Les visages s’éclairèrent. Point de nuages à l’horizon.

— Toutefois, un édifice a été bâti sur ces mêmes fondations, et celui-ci n’a rien d’honorable.

Le discoureur passa d’un visage dubitatif à l’autre.

— Ne le discernez-vous pas ?

Habile, estima Sara. Par cette simple question, chacun se retrouvait face à l’énigme posée. Dès ce moment, il profitait totalement de l’attention du public. Quant à elle ? Elle ne parvenait pas à répondre à la question.

— Monseigneur Consumeri m’a présenté deux êtres différents. L’un peut être considéré comme un père attentif. L’autre est austère et demande soumission. Il ne s’agit en rien d’une seule et même personne. Un père affligerait-il le fils qui vient lui demander pardon de trois à dix suppliques de l’heure, toutes sous forme de répétitions ? L’affligerait-il d’œuvres de pénitence et d’amendes ? La charge accomplie, le quitterait-il en le laissant dans le doute concernant son pardon ?

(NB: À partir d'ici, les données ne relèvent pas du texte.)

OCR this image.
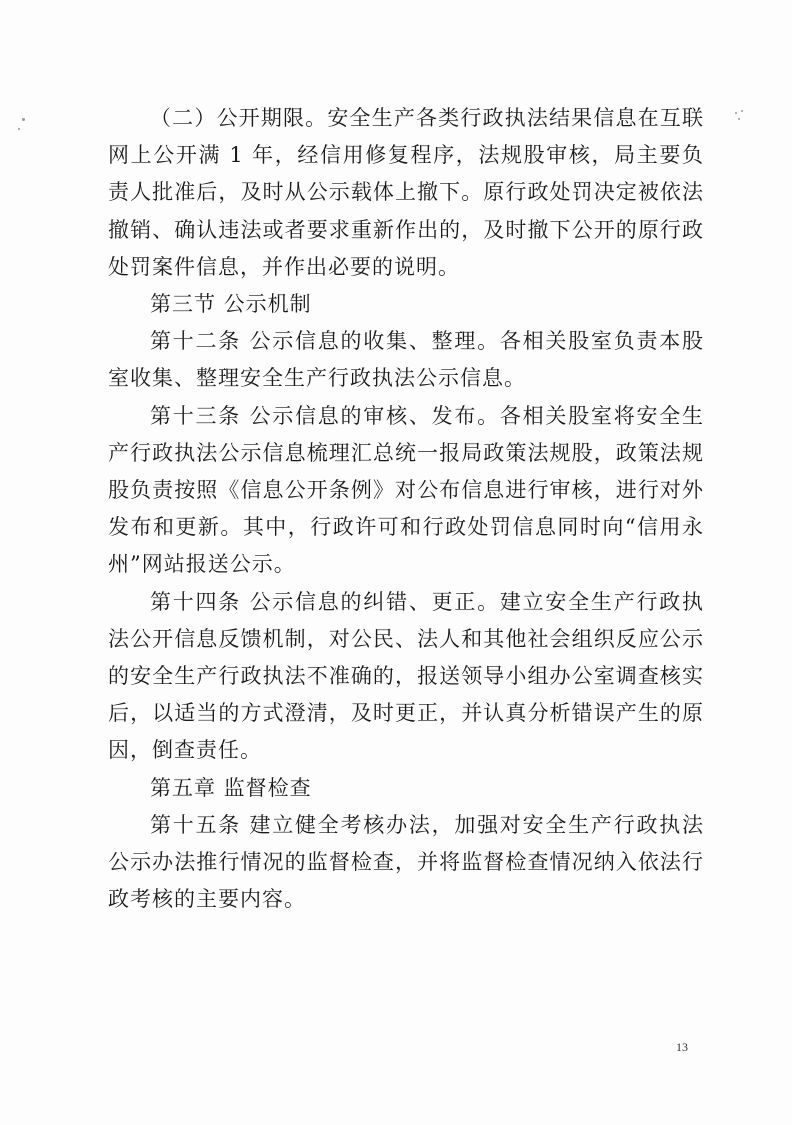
（二）公开期限。安全生产各类行政执法结果信息在互联网上公开满 1 年，经信用修复程序，法规股审核，局主要负责人批准后，及时从公示载体上撤下。原行政处罚决定被依法撤销、确认违法或者要求重新作出的，及时撤下公开的原行政处罚案件信息，并作出必要的说明。

第三节 公示机制

第十二条 公示信息的收集、整理。各相关股室负责本股室收集、整理安全生产行政执法公示信息。

第十三条 公示信息的审核、发布。各相关股室将安全生产行政执法公示信息梳理汇总统一报局政策法规股，政策法规股负责按照《信息公开条例》对公布信息进行审核，进行对外发布和更新。其中，行政许可和行政处罚信息同时向“信用永州”网站报送公示。

第十四条 公示信息的纠错、更正。建立安全生产行政执法公开信息反馈机制，对公民、法人和其他社会组织反应公示的安全生产行政执法不准确的，报送领导小组办公室调查核实后，以适当的方式澄清，及时更正，并认真分析错误产生的原因，倒查责任。

第五章 监督检查

第十五条 建立健全考核办法，加强对安全生产行政执法公示办法推行情况的监督检查，并将监督检查情况纳入依法行政考核的主要内容。

13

Un silence embarrassé affecta toute personne présente dans la salle. La princesse cherchait à juxtaposer ses croyances à la contradiction exposée. Bien entendu, un père n’agirait pas ainsi. Alors pourquoi… Mais Krys la coupa dans sa réflexion.

— Et si ce n’était que d’exiger des récitations sans cesse répétées… Quel père avantagerait un de ses enfants du simple fait des moyens dont celui-ci dispose ? La capacité à sous-traiter ses complaintes auprès de personnes plus saintes que lui en ferait-il quelqu’un de plus honorable ? Quel père comptabiliserait le nombre de phrases dites et leur accorderait plus d’importance si un personnel missionné les récitait à sa place ?

Gênée par cette évidence, Sara avait cessé d’observer les réactions du prélat. Même son père n’aurait jamais accepté qu’elle lui répète ses excuses en espérant qu’il finisse par les accepter.

Le commandeur se tourna vers les siens.

— Chacun se souvient ici que j’ai demandé s’il m’était possible d’obtenir au ciel une place digne de mon rang, c’est-à-dire supérieure à la vôtre ! Là-haut, l’argent semble faire le même effet qu’ici, et Monseigneur Consumeri m’a garanti cette possibilité. Il ne m’a pas conseillé de me comporter correctement, il m’a fait comprendre que c’était principalement une question de moyens ! En somme, les riches, par la hauteur de leurs dons, sont avantagés. Un Dieu juste et bon agirait-il ainsi ? L’argent est-il capable de couvrir nos actes à ses yeux ?

Il fit une pause et ajouta :

— Non, mais un dieu créé par les hommes, oui !

Ébranlée, Sara avait failli sursauter. Comment la dimension de cette partie de l’échange lui avait-elle échappée ?

— Messieurs, mesdames, si vous désirez atteindre le ciel plus vite, ne cherchez pas à devenir meilleur, il suffit de faire dire des prières ! Le plus possible de prières ! Des paroles inscrites dans un bréviaire dont personne n’osera changer un seul mot. À quoi cela ressemble-t-il ? Je vous le demande.

Il fit quelques pas.

— Cela ressemble à des formules magiques ! Vous récitez une parole magique, sur le ton et le phrasé attendu, en espérant que l’esprit invoqué daigne vous répondre !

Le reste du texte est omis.